The expensive efforts have prevented another public breach and helped it become a key player in automotive cybersecurity, but they show the strain suppliers and automakers face in dealing with this new dimension of automotive technology. “At the end of the day, automotive is a very competitive business with small margins. If a competitor wants to eat the cost to win the business, you have to do the same thing,” said Geoffrey Wood, Harman’s director of cybersecurity business development, who joined the company in late 2016.
The automotive cybersecurity market has seen exponential growth. While global revenue was at around $16 million in 2017, it is expected to reach $2.3 billion in 2025, according to IHS Markit, driven by Harman, Garrett Motion Inc, German suppliers Continental AG, Robert Bosch and a range of smaller U.S. and Israeli companies. Securing cars from hackers is a complex task for these companies. Modern vehicles run on 100 million lines of code, are equipped with hundreds of different technologies and can have up to 150 electronic control units using various operating systems.

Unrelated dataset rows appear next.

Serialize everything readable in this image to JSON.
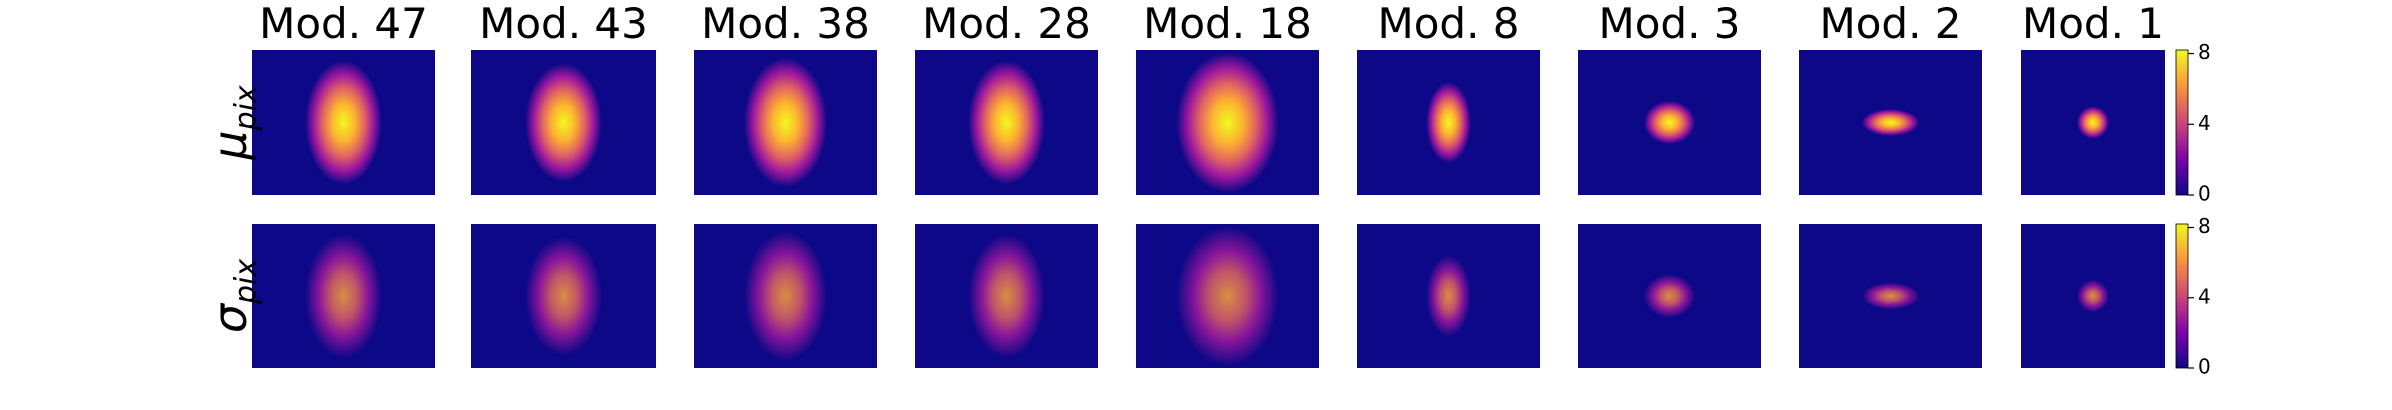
{
  "chart_data": {
    "type": "heatmap",
    "columns": [
      "Mod. 47",
      "Mod. 43",
      "Mod. 38",
      "Mod. 28",
      "Mod. 18",
      "Mod. 8",
      "Mod. 3",
      "Mod. 2",
      "Mod. 1"
    ],
    "rows": [
      {
        "symbol": "μ",
        "subscript": "pix"
      },
      {
        "symbol": "σ",
        "subscript": "pix"
      }
    ],
    "colormap": "plasma",
    "colorbar": {
      "ylim": [
        0,
        8.2
      ],
      "yticks": [
        0,
        4,
        8
      ]
    }
  }
}
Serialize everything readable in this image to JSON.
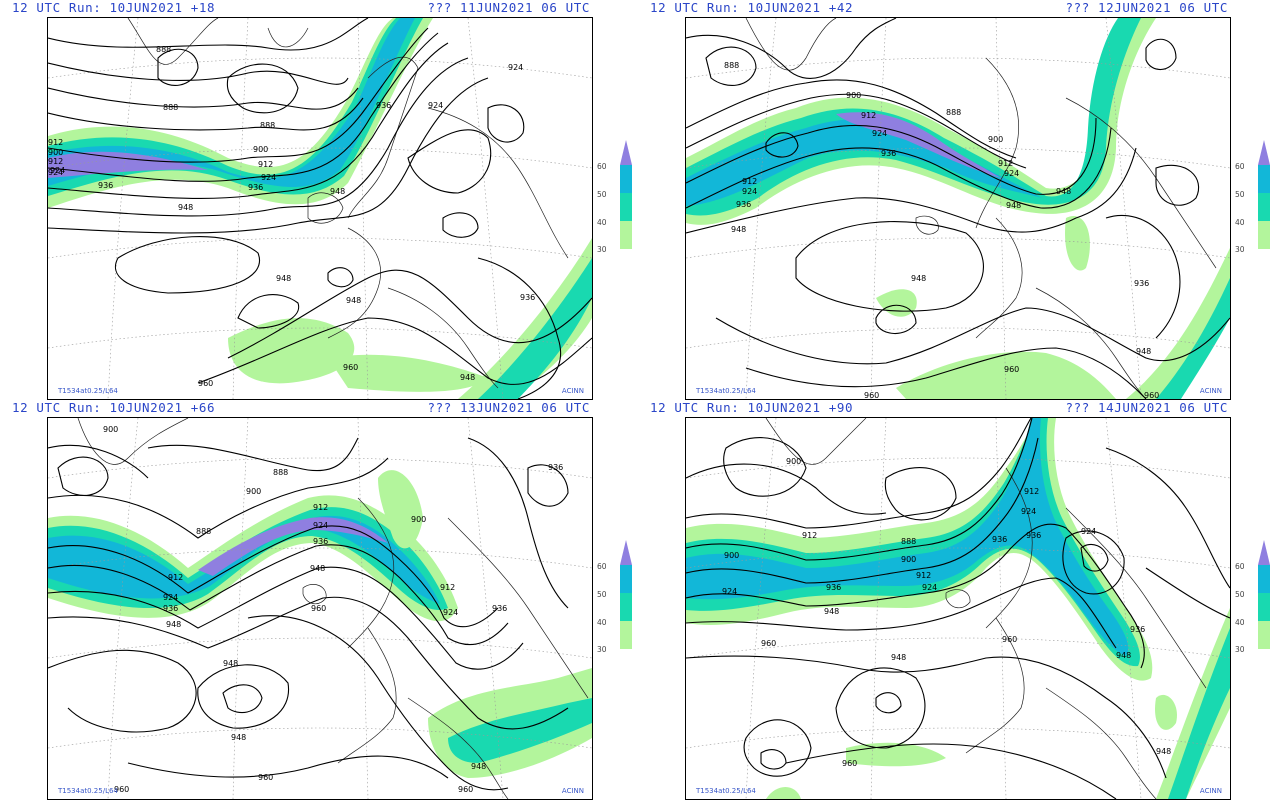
{
  "legend": {
    "levels": [
      "60",
      "50",
      "40",
      "30"
    ],
    "colors": [
      "#8f7fe0",
      "#12b7d8",
      "#19d9b0",
      "#b3f59c"
    ]
  },
  "panels": [
    {
      "header_left": "12 UTC Run: 10JUN2021 +18",
      "header_right": "??? 11JUN2021 06 UTC",
      "footer_left": "T1534at0.25/L64",
      "footer_right": "ACINN",
      "contour_labels": [
        "888",
        "888",
        "888",
        "900",
        "912",
        "924",
        "936",
        "948",
        "924",
        "924",
        "936",
        "948",
        "948",
        "948",
        "936",
        "960",
        "960",
        "948",
        "900",
        "912",
        "924",
        "936",
        "912",
        "924"
      ]
    },
    {
      "header_left": "12 UTC Run: 10JUN2021 +42",
      "header_right": "??? 12JUN2021 06 UTC",
      "footer_left": "T1534at0.25/L64",
      "footer_right": "ACINN",
      "contour_labels": [
        "888",
        "900",
        "912",
        "924",
        "936",
        "888",
        "900",
        "912",
        "924",
        "948",
        "912",
        "924",
        "936",
        "948",
        "948",
        "936",
        "948",
        "960",
        "960",
        "948",
        "960"
      ]
    },
    {
      "header_left": "12 UTC Run: 10JUN2021 +66",
      "header_right": "??? 13JUN2021 06 UTC",
      "footer_left": "T1534at0.25/L64",
      "footer_right": "ACINN",
      "contour_labels": [
        "900",
        "888",
        "888",
        "900",
        "912",
        "924",
        "936",
        "948",
        "912",
        "924",
        "936",
        "948",
        "960",
        "948",
        "948",
        "900",
        "912",
        "924",
        "936",
        "936",
        "948",
        "960",
        "960",
        "960"
      ]
    },
    {
      "header_left": "12 UTC Run: 10JUN2021 +90",
      "header_right": "??? 14JUN2021 06 UTC",
      "footer_left": "T1534at0.25/L64",
      "footer_right": "ACINN",
      "contour_labels": [
        "900",
        "912",
        "900",
        "924",
        "936",
        "948",
        "960",
        "888",
        "900",
        "912",
        "924",
        "936",
        "924",
        "936",
        "912",
        "924",
        "936",
        "948",
        "960",
        "960",
        "948",
        "948"
      ]
    }
  ]
}
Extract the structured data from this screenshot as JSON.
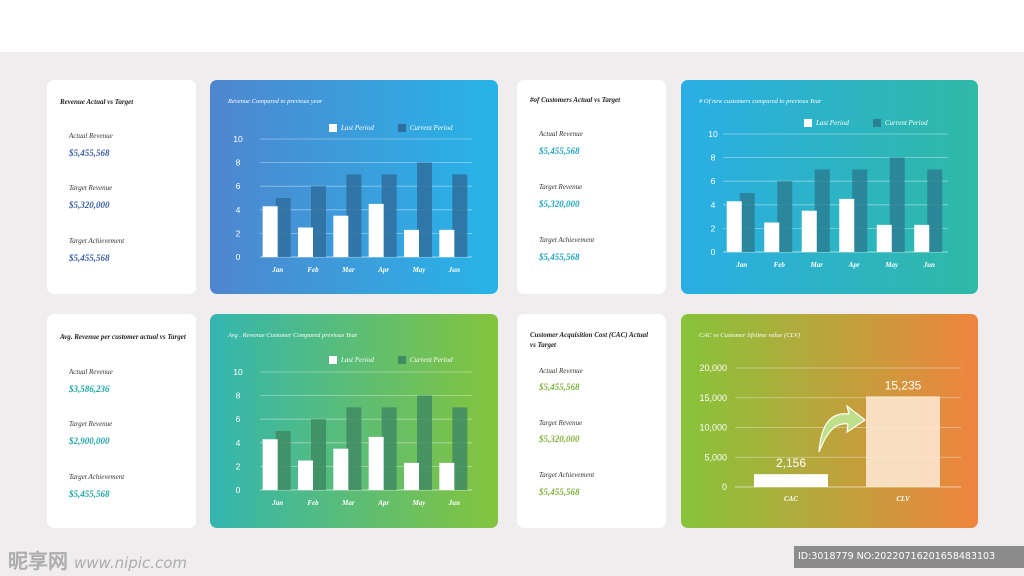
{
  "kpi_cards": [
    {
      "title": "Revenue Actual vs Target",
      "actual_label": "Actual Revenue",
      "actual_value": "$5,455,568",
      "target_label": "Target Revenue",
      "target_value": "$5,320,000",
      "ach_label": "Target Achievement",
      "ach_value": "$5,455,568",
      "value_color": "#3b5fa8"
    },
    {
      "title": "#of Customers Actual vs Target",
      "actual_label": "Actual Revenue",
      "actual_value": "$5,455,568",
      "target_label": "Target Revenue",
      "target_value": "$5,320,000",
      "ach_label": "Target Achievement",
      "ach_value": "$5,455,568",
      "value_color": "#1fa6c2"
    },
    {
      "title": "Avg. Revenue per customer actual vs Target",
      "actual_label": "Actual Revenue",
      "actual_value": "$3,586,236",
      "target_label": "Target Revenue",
      "target_value": "$2,900,000",
      "ach_label": "Target Achievement",
      "ach_value": "$5,455,568",
      "value_color": "#1fa6a6"
    },
    {
      "title": "Customer Acquisition Cost (CAC) Actual vs Target",
      "actual_label": "Actual Revenue",
      "actual_value": "$5,455,568",
      "target_label": "Target Revenue",
      "target_value": "$5,320,000",
      "ach_label": "Target Achievement",
      "ach_value": "$5,455,568",
      "value_color": "#7fb33a"
    }
  ],
  "chart_panels": [
    {
      "title": "Revenue Compared to previous year",
      "legend_last": "Last Period",
      "legend_current": "Current Period",
      "grad_from": "#4f86cf",
      "grad_to": "#27b4e8",
      "current_color": "#2f6f9e"
    },
    {
      "title": "# Of new customers compared to previous Year",
      "legend_last": "Last Period",
      "legend_current": "Current Period",
      "grad_from": "#2aaee6",
      "grad_to": "#2fb9a6",
      "current_color": "#2a7f93"
    },
    {
      "title": "Avg . Revenue Customer Compared previous Year",
      "legend_last": "Last Period",
      "legend_current": "Current Period",
      "grad_from": "#33b6b0",
      "grad_to": "#84c43c",
      "current_color": "#3f8b63"
    },
    {
      "title": "CAC vs Customer lifetime value (CLV)",
      "grad_from": "#86c43a",
      "grad_to": "#f0843e"
    }
  ],
  "chart_data": [
    {
      "type": "bar",
      "categories": [
        "Jan",
        "Feb",
        "Mar",
        "Apr",
        "May",
        "Jun"
      ],
      "series": [
        {
          "name": "Last Period",
          "values": [
            4.3,
            2.5,
            3.5,
            4.5,
            2.3,
            2.3
          ]
        },
        {
          "name": "Current Period",
          "values": [
            5,
            6,
            7,
            7,
            8,
            7
          ]
        }
      ],
      "ylim": [
        0,
        10
      ],
      "yticks": [
        "0",
        "2",
        "4",
        "6",
        "8",
        "10"
      ],
      "grid": true,
      "legend": "top-right"
    },
    {
      "type": "bar",
      "categories": [
        "Jan",
        "Feb",
        "Mar",
        "Apr",
        "May",
        "Jun"
      ],
      "series": [
        {
          "name": "Last Period",
          "values": [
            4.3,
            2.5,
            3.5,
            4.5,
            2.3,
            2.3
          ]
        },
        {
          "name": "Current Period",
          "values": [
            5,
            6,
            7,
            7,
            8,
            7
          ]
        }
      ],
      "ylim": [
        0,
        10
      ],
      "yticks": [
        "0",
        "2",
        "4",
        "6",
        "8",
        "10"
      ],
      "grid": true,
      "legend": "top-right"
    },
    {
      "type": "bar",
      "categories": [
        "Jan",
        "Feb",
        "Mar",
        "Apr",
        "May",
        "Jun"
      ],
      "series": [
        {
          "name": "Last Period",
          "values": [
            4.3,
            2.5,
            3.5,
            4.5,
            2.3,
            2.3
          ]
        },
        {
          "name": "Current Period",
          "values": [
            5,
            6,
            7,
            7,
            8,
            7
          ]
        }
      ],
      "ylim": [
        0,
        10
      ],
      "yticks": [
        "0",
        "2",
        "4",
        "6",
        "8",
        "10"
      ],
      "grid": true,
      "legend": "top-right"
    },
    {
      "type": "bar",
      "categories": [
        "CAC",
        "CLV"
      ],
      "values": [
        2156,
        15235
      ],
      "data_labels": [
        "2,156",
        "15,235"
      ],
      "ylim": [
        0,
        20000
      ],
      "yticks": [
        "0",
        "5,000",
        "10,000",
        "15,000",
        "20,000"
      ],
      "grid": true
    }
  ],
  "watermark": {
    "text": "昵享网",
    "url": "www.nipic.com"
  },
  "id_bar": "ID:3018779 NO:20220716201658483103"
}
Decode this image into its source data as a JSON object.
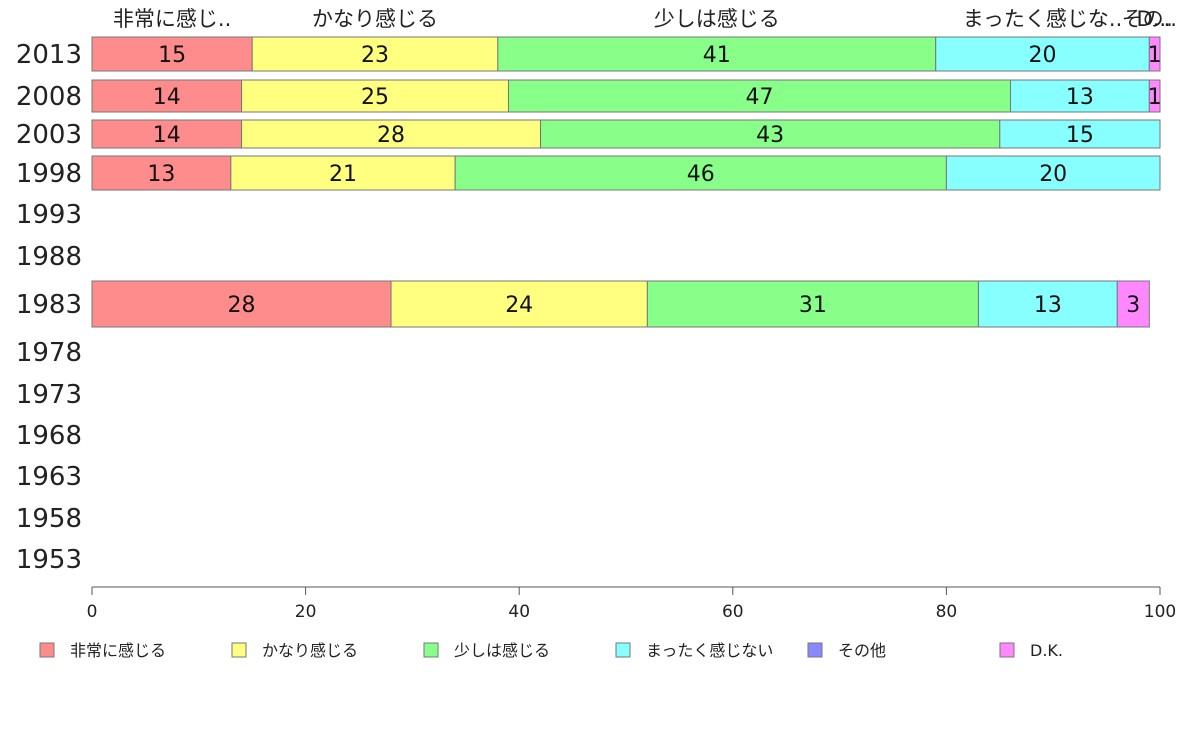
{
  "chart_data": {
    "type": "bar",
    "orientation": "horizontal-stacked",
    "years": [
      "2013",
      "2008",
      "2003",
      "1998",
      "1993",
      "1988",
      "1983",
      "1978",
      "1973",
      "1968",
      "1963",
      "1958",
      "1953"
    ],
    "series": [
      {
        "name": "非常に感じる",
        "header": "非常に感じ..",
        "color": "#ff8c8c",
        "values": [
          15,
          14,
          14,
          13,
          null,
          null,
          28,
          null,
          null,
          null,
          null,
          null,
          null
        ]
      },
      {
        "name": "かなり感じる",
        "header": "かなり感じる",
        "color": "#ffff80",
        "values": [
          23,
          25,
          28,
          21,
          null,
          null,
          24,
          null,
          null,
          null,
          null,
          null,
          null
        ]
      },
      {
        "name": "少しは感じる",
        "header": "少しは感じる",
        "color": "#88ff88",
        "values": [
          41,
          47,
          43,
          46,
          null,
          null,
          31,
          null,
          null,
          null,
          null,
          null,
          null
        ]
      },
      {
        "name": "まったく感じない",
        "header": "まったく感じな..",
        "color": "#88ffff",
        "values": [
          20,
          13,
          15,
          20,
          null,
          null,
          13,
          null,
          null,
          null,
          null,
          null,
          null
        ]
      },
      {
        "name": "その他",
        "header": "その..",
        "color": "#8888ff",
        "values": [
          0,
          0,
          0,
          0,
          null,
          null,
          0,
          null,
          null,
          null,
          null,
          null,
          null
        ]
      },
      {
        "name": "D.K.",
        "header": "D...",
        "color": "#ff88ff",
        "values": [
          1,
          1,
          0,
          0,
          null,
          null,
          3,
          null,
          null,
          null,
          null,
          null,
          null
        ]
      }
    ],
    "xlim": [
      0,
      100
    ],
    "xticks": [
      "0",
      "20",
      "40",
      "60",
      "80",
      "100"
    ],
    "legend_position": "bottom",
    "grid": false
  }
}
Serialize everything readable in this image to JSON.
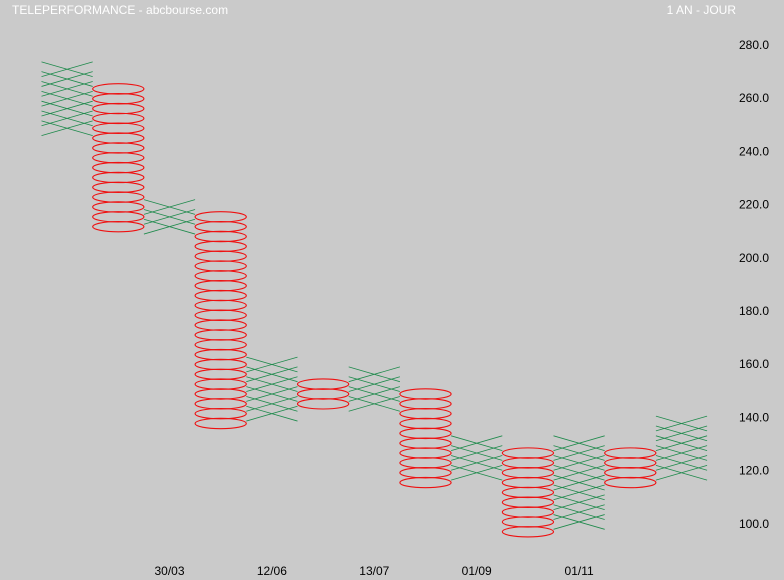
{
  "header": {
    "title": "TELEPERFORMANCE - abcbourse.com",
    "period": "1 AN - JOUR"
  },
  "colors": {
    "x": "#1f8a4c",
    "o": "#ee1111",
    "background": "#cacaca"
  },
  "chart_data": {
    "type": "point-and-figure",
    "title": "TELEPERFORMANCE - abcbourse.com",
    "xlabel": "",
    "ylabel": "",
    "ylim": [
      95,
      285
    ],
    "box_size": 3.7,
    "y_ticks": [
      "280.0",
      "260.0",
      "240.0",
      "220.0",
      "200.0",
      "180.0",
      "160.0",
      "140.0",
      "120.0",
      "100.0"
    ],
    "y_tick_values": [
      280,
      260,
      240,
      220,
      200,
      180,
      160,
      140,
      120,
      100
    ],
    "x_ticks": [
      {
        "label": "30/03",
        "column": 2.5
      },
      {
        "label": "12/06",
        "column": 4.5
      },
      {
        "label": "13/07",
        "column": 6.5
      },
      {
        "label": "01/09",
        "column": 8.5
      },
      {
        "label": "01/11",
        "column": 10.5
      }
    ],
    "columns": [
      {
        "type": "X",
        "low": 248.7,
        "high": 270.9
      },
      {
        "type": "O",
        "low": 211.7,
        "high": 263.5
      },
      {
        "type": "X",
        "low": 211.7,
        "high": 219.1
      },
      {
        "type": "O",
        "low": 137.7,
        "high": 215.4
      },
      {
        "type": "X",
        "low": 141.4,
        "high": 159.9
      },
      {
        "type": "O",
        "low": 145.1,
        "high": 152.5
      },
      {
        "type": "X",
        "low": 145.1,
        "high": 156.2
      },
      {
        "type": "O",
        "low": 115.5,
        "high": 148.8
      },
      {
        "type": "X",
        "low": 119.2,
        "high": 130.3
      },
      {
        "type": "O",
        "low": 97.0,
        "high": 126.6
      },
      {
        "type": "X",
        "low": 100.7,
        "high": 130.3
      },
      {
        "type": "O",
        "low": 115.5,
        "high": 126.6
      },
      {
        "type": "X",
        "low": 119.2,
        "high": 137.7
      }
    ]
  }
}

Unlike consumer electronics, cars can stay in use for decades, long after operating systems and component software cease being supported through updates that patch vulnerabilities - a challenge the industry is still grappling with. Automotive cybersecurity requirements now number in the hundreds of pages from just a page five years ago, according to interviews with a dozen automotive cybersecurity professionals.
For its 2024 vehicles under development at BMW AG, for example, suppliers are required to ensure that driving system control units have no direct connection to customers’ internet-connected devices, said Michael Gruffke, head of security system functions at BMW, which sources parts from Harman. Small auto suppliers with thin profit margins are often the weakest link for hacks, said Rotem Bar, a cybersecurity professional until recently at Israeli company CyMotive which has partnered with German automaker Volkswagen AG.
But automakers typically still hand off testing and ensuring the security of data systems to their subcontractors, industry experts said. “It’s really shifting the burden onto the suppliers because the automaker is not able to test and verify everything along the supply chain,” said Dennis Kengo Oka, senior solutions architect at Synopsys Inc, who conducts research on automotive cybersecurity.
At BMW, more than 70 percent of the components in its vehicles are manufactured by suppliers. “We therefore must expect our partners to take responsibility for implementing cybersecurity in respective deliveries,” the automaker said in a statement. General Motors said in a statement that it handles “a significant amount of work” related to security and testing without passing the expense to its supply chain partners. Ford Motor Co and Fiat Chrysler did not respond to requests for comment. Volkswagen and Daimler AG declined to comment.
Harman saw its Jeep hack experience as a viable business opportunity: The supplier today sells cybersecurity software that allows automakers to monitor their fleets and provide over-the-air software updates.